İşte dünyanın en ünlü altınları!

Gelin; kiminin tarihine, kiminin de talihine katkı sağlayan altının bilinmeyen dünyasına yolculuk edelim. Dünyanın en fazla bilinen bu sarı metalin en ünlü örneklerini inceleyelim.

İşte dünyanın en ünlü altınları!

KERİM ÜLKER

İranlı şair Şeyh Sadi’nin özetlediği söz bu dünyanın en değerli madeninin gücünü anlatır bizlere: “Altını görünce her şey baş eğer. Demir kollu terazide bile.” Medeniyetler kuran, onları güçlendiren, refah bir hale getiren, bazen de sonu olan tek zenginliktir altın. Hala günümüzde sadece maddi değil, manevi zenginliği de niteler; birine “altın gibi bir kalbi var” diyerek... Tarihin yazılmaya başladığı dönemden bu yana gücün sembolü olan bu sert madene yönelik yazılan şiirler, türküler, şarkılar kadar inanışlar da insanı, halkı, hatta devasa kalabalıkların rotası haline getirdi altını. Devletler kasalarındaki altın miktar kadar güçlü, ülkeler toprağın altındakiler kadar güvendeydi altın sayesinde. Gelin; kiminin tarihine, kiminin de talihine katkı sağlayan altının bilinmeyen dünyasına yolculuk edelim. Dünyanın en fazla bilinen bu sarı metalin en ünlü örneklerini inceleyelim.

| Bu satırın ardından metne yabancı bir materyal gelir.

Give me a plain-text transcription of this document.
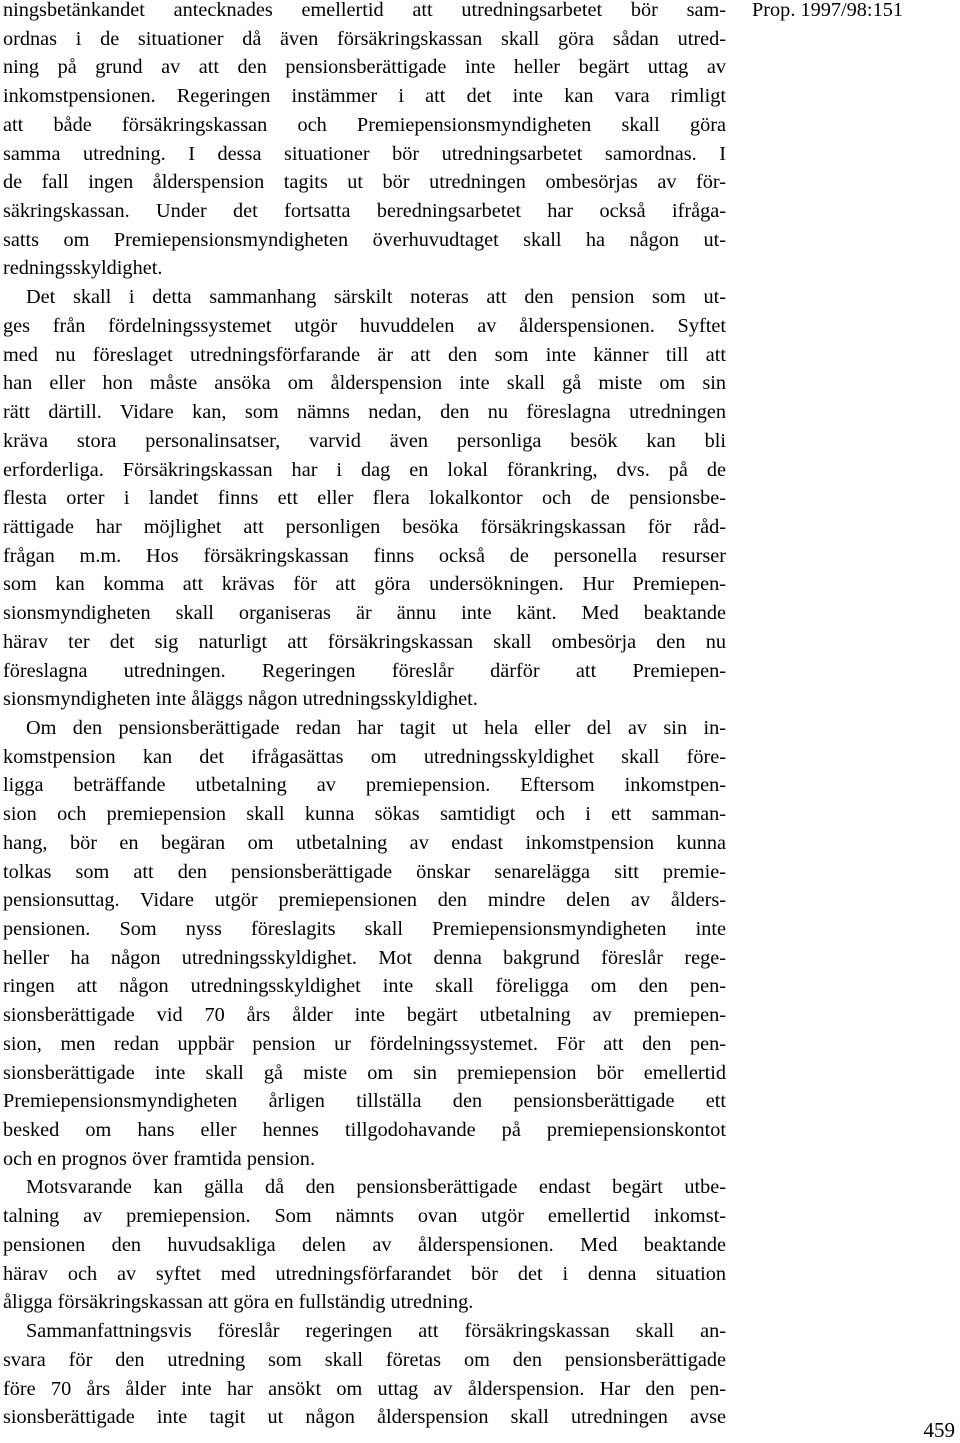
ningsbetänkandet antecknades emellertid att utredningsarbetet bör sam-
ordnas i de situationer då även försäkringskassan skall göra sådan utred-
ning på grund av att den pensionsberättigade inte heller begärt uttag av
inkomstpensionen. Regeringen instämmer i att det inte kan vara rimligt
att både försäkringskassan och Premiepensionsmyndigheten skall göra
samma utredning. I dessa situationer bör utredningsarbetet samordnas. I
de fall ingen ålderspension tagits ut bör utredningen ombesörjas av för-
säkringskassan. Under det fortsatta beredningsarbetet har också ifråga-
satts om Premiepensionsmyndigheten överhuvudtaget skall ha någon ut-
redningsskyldighet.
Det skall i detta sammanhang särskilt noteras att den pension som ut-
ges från fördelningssystemet utgör huvuddelen av ålderspensionen. Syftet
med nu föreslaget utredningsförfarande är att den som inte känner till att
han eller hon måste ansöka om ålderspension inte skall gå miste om sin
rätt därtill. Vidare kan, som nämns nedan, den nu föreslagna utredningen
kräva stora personalinsatser, varvid även personliga besök kan bli
erforderliga. Försäkringskassan har i dag en lokal förankring, dvs. på de
flesta orter i landet finns ett eller flera lokalkontor och de pensionsbe-
rättigade har möjlighet att personligen besöka försäkringskassan för råd-
frågan m.m. Hos försäkringskassan finns också de personella resurser
som kan komma att krävas för att göra undersökningen. Hur Premiepen-
sionsmyndigheten skall organiseras är ännu inte känt. Med beaktande
härav ter det sig naturligt att försäkringskassan skall ombesörja den nu
föreslagna utredningen. Regeringen föreslår därför att Premiepen-
sionsmyndigheten inte åläggs någon utredningsskyldighet.
Om den pensionsberättigade redan har tagit ut hela eller del av sin in-
komstpension kan det ifrågasättas om utredningsskyldighet skall före-
ligga beträffande utbetalning av premiepension. Eftersom inkomstpen-
sion och premiepension skall kunna sökas samtidigt och i ett samman-
hang, bör en begäran om utbetalning av endast inkomstpension kunna
tolkas som att den pensionsberättigade önskar senarelägga sitt premie-
pensionsuttag. Vidare utgör premiepensionen den mindre delen av ålders-
pensionen. Som nyss föreslagits skall Premiepensionsmyndigheten inte
heller ha någon utredningsskyldighet. Mot denna bakgrund föreslår rege-
ringen att någon utredningsskyldighet inte skall föreligga om den pen-
sionsberättigade vid 70 års ålder inte begärt utbetalning av premiepen-
sion, men redan uppbär pension ur fördelningssystemet. För att den pen-
sionsberättigade inte skall gå miste om sin premiepension bör emellertid
Premiepensionsmyndigheten årligen tillställa den pensionsberättigade ett
besked om hans eller hennes tillgodohavande på premiepensionskontot
och en prognos över framtida pension.
Motsvarande kan gälla då den pensionsberättigade endast begärt utbe-
talning av premiepension. Som nämnts ovan utgör emellertid inkomst-
pensionen den huvudsakliga delen av ålderspensionen. Med beaktande
härav och av syftet med utredningsförfarandet bör det i denna situation
åligga försäkringskassan att göra en fullständig utredning.
Sammanfattningsvis föreslår regeringen att försäkringskassan skall an-
svara för den utredning som skall företas om den pensionsberättigade
före 70 års ålder inte har ansökt om uttag av ålderspension. Har den pen-
sionsberättigade inte tagit ut någon ålderspension skall utredningen avse
Prop. 1997/98:151
459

Toprağın altından çıkan tarih

ALTIN ZIRHLI ADAM

Dünyanın en fazla bilinen altınları arasında Türkler açısından ilk akla geleni “Altın Elbiseli-Zırhlı Adam”dır. 2500 yıllık geçmişi olan bu ikon, 1969 yılında tesadüfen bulundu. O dönem Sovyetler Birliği sınırları içerisinde yer alan Kazakistan’ın Almatı şehrinin 50 kilometre uzaklığındaki Yedisu bölgesinde garaj yapmak ve yolu düzenlemek için yapılan çalışmalar sırasında tesadüfen bu zırha ulaştı. Üzerinde binlerce altın parçadan oluşan bu ikon, Kemal Akişev başkanlığındaki Kazakistan Tarih, Etnografya ve Arkeoloji Enstitüsü’nün arkeolog ekibi tarafından incelendi. Kurgandan çıkarılan zırhın, İskitler veya Sakalara ait olduğu düşünülüyor. MÖ 5. yüzyıla ait olması ve kurganın bulunduğu bölgede MÖ 5’inci yüzyılda  Sakaların hüküm sürmesi gerekçesiyle Altın Elbiseli Adam’ın, 18 yaşlarında bir Saka prensi olduğu düşünülüyor.

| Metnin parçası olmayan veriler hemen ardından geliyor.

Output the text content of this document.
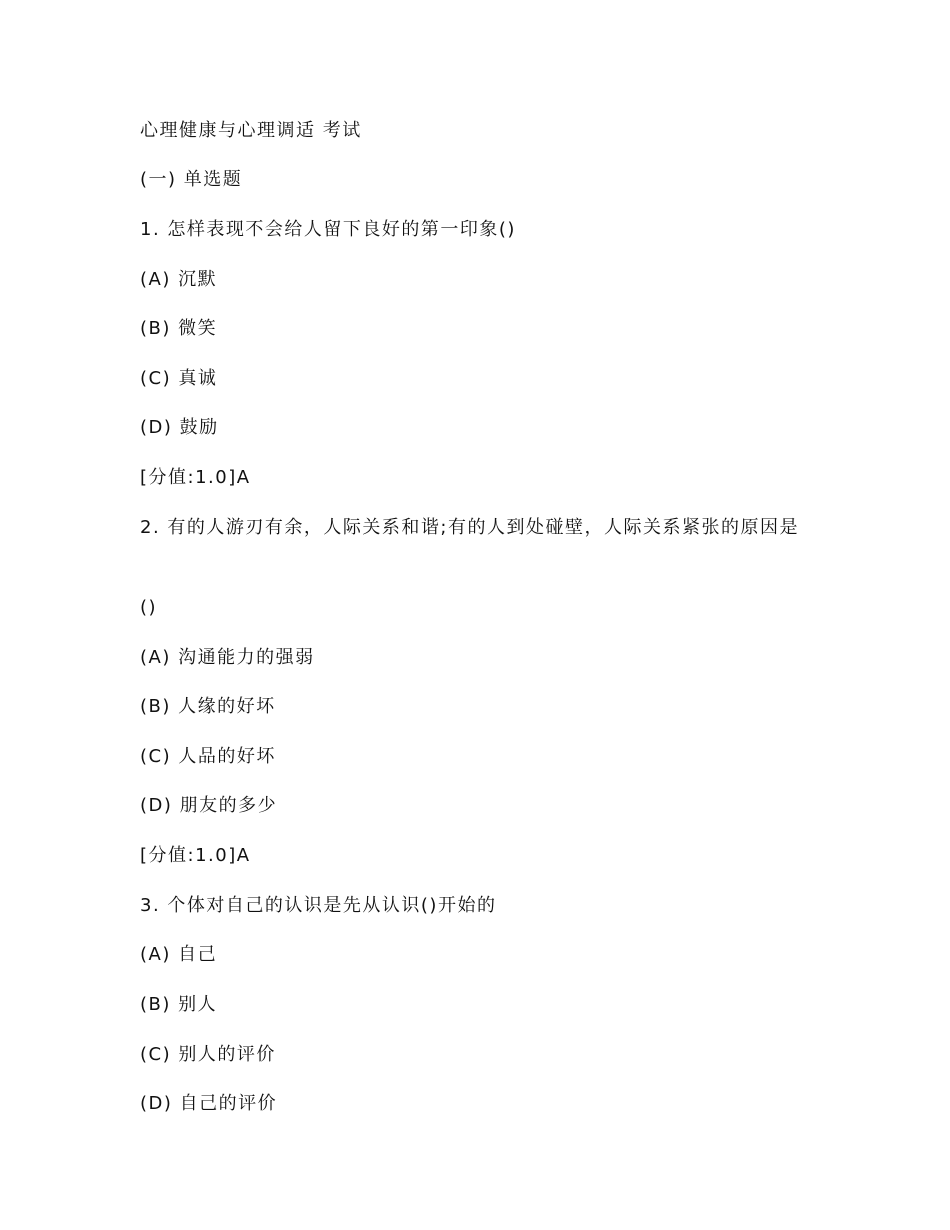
心理健康与心理调适 考试
(一) 单选题
1. 怎样表现不会给人留下良好的第一印象()
(A) 沉默
(B) 微笑
(C) 真诚
(D) 鼓励
[分值:1.0]A
2. 有的人游刃有余，人际关系和谐;有的人到处碰壁，人际关系紧张的原因是
()
(A) 沟通能力的强弱
(B) 人缘的好坏
(C) 人品的好坏
(D) 朋友的多少
[分值:1.0]A
3. 个体对自己的认识是先从认识()开始的
(A) 自己
(B) 别人
(C) 别人的评价
(D) 自己的评价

6 metre boyunda, 60 metre çapındaki kurganda bulunan “Altın Elbiseli Adam” olarak anılan zırhta leopar, pars, kartal koç, geyik, dağ keçisi, at ve kuş motifleri işlenmiş 3 bini aşkın altın üçgen plaka bulunuyor. Sağdan sola doğru kapanan V yakalı kısa kaftan, dar süvari pantolonu, diz altında kalan kısa yumuşak çizmeden oluşan zırh, 65 santimlik kalpağıyla dikkati çekiyor. Ucunda dağ keçisi motifi bulunan kalpakta, dünya hakimiyetini simgeleyen 4 okla güneş tanrısını sembolize eden 2 kanatlı at motifi öne çıkıyor. 

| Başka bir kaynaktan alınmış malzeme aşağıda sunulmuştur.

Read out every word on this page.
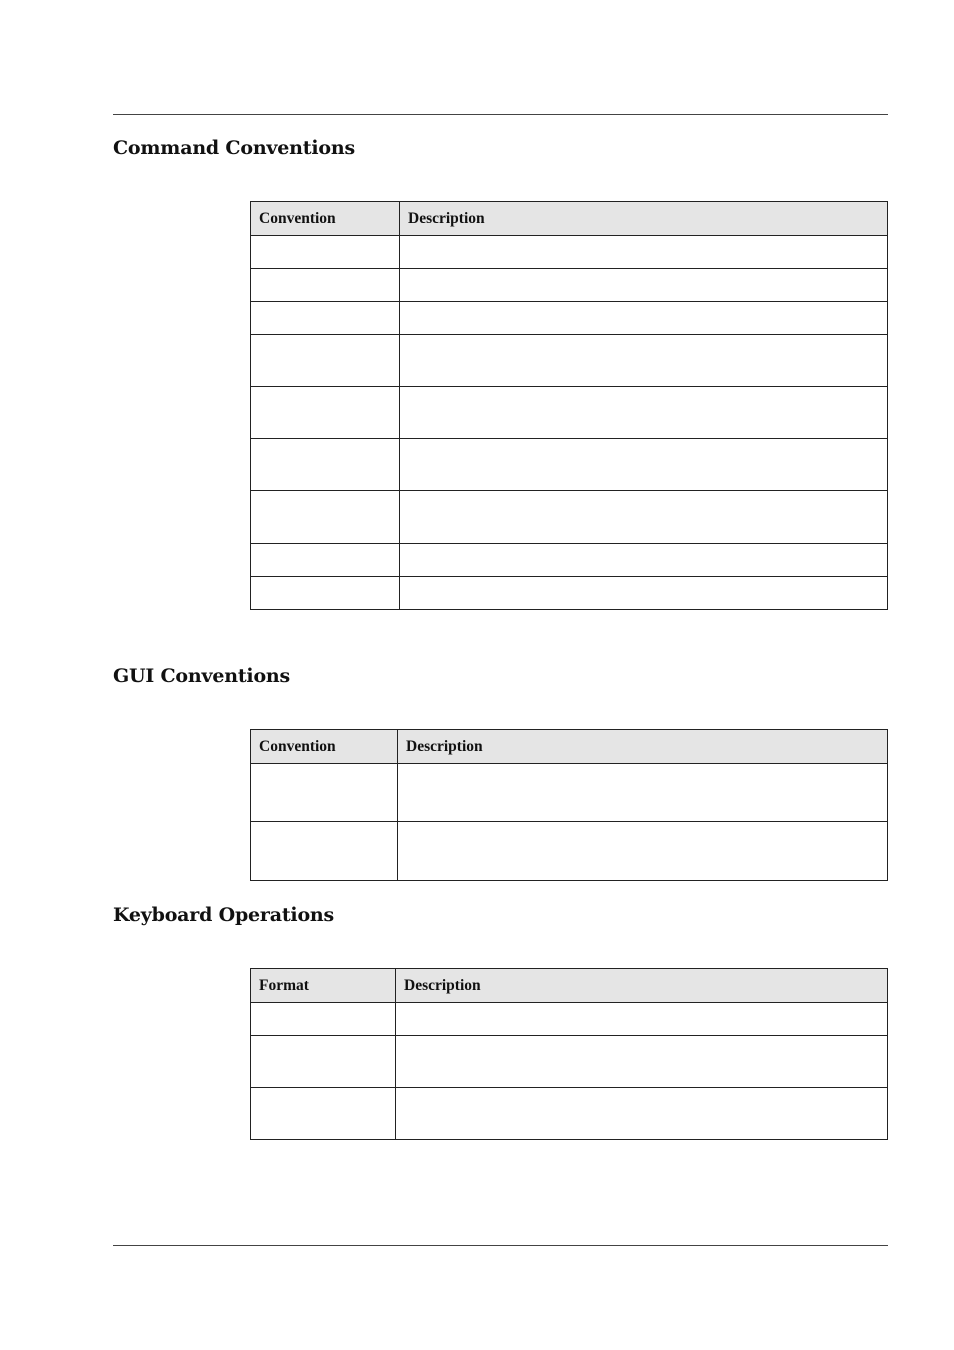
Command Conventions
Convention	Description

GUI Conventions
Convention	Description

Keyboard Operations
Format	Description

Altın iplikle dikilmiş kaftan ve kalpağın yanı sıra zırhta, silah olarak 150 farklı büyüklükte altın plaka işlenmiş kakmalı uzun demir kılıç, yarısı deri yarısı ahşap hançer, altın işlemeli kamçı bulunuyor. Altın Elbiseli Adam’ın mühür olarak da kullandığı bir yüzüğü bulunuyor. Isık Kurganı olarak adlandırılan mezardan çıkarılan zırhın yanındaki malzemeler ise Türkler’in 2 bin 500 yıl öncesinde büyük bir devlet ve medeniyet kurduğunu, kendi yazı dillerini kullandığını ortaya koyuyor. Mezar odasından çıkarılan sapı kırılmış gümüş kepçenin üzerinde yer alan 2 satır yazı, en eski Türkçe metin olarak kabul ediliyor. Bilim adamlarının büyük çoğunluğu yazının “Hanın oğlu 23’ünde öldü. Esik halkının başı sağ olsun” anlamı taşıdığı konusunda birleşiyor. Türk inançlarını, devlet nizamını ve mitolojik görüşleri yansıtan, Türk dünyasının ortak kültür mirası 2 bin 500 yıllık bu nadide eser, 2019’da Türkiye’ye gelmiş ve sergilenmişti.

ABD’de bir hukuk sembolü

ALTIN HOROZ

Altın Horoz denilince aklınıza ilk gelen Çin’deki film yarışmasında verilen heykel veya İspanyol yazar Juan Rulfo’nun kitabı olabilir. Ya da Ruslar’ın meşhur operası. Hani Rus edebiyat ve müzik tarihinde  “Zolotoy petusho” olarak bilinen ve Nikolay Rimski-Korsakov tarafından hazırlanmış üç perde ve bir epilogdan oluşan bir romantik opera, 1834’te Rus yazarı Aleksandr Puşkin’in yazdığı aynı adlı bir şiirinden uyarlandığı biliniyor. Rimski-Korsakov’un son operası olan bu eser,  1907’de tamamlanmış ancak sansür sorunları nedeniyle 1909’da sahnelendi. Ama benim bahsettiğim Altın Horoz’un ne yazık ki bunlarla ilgisi yok.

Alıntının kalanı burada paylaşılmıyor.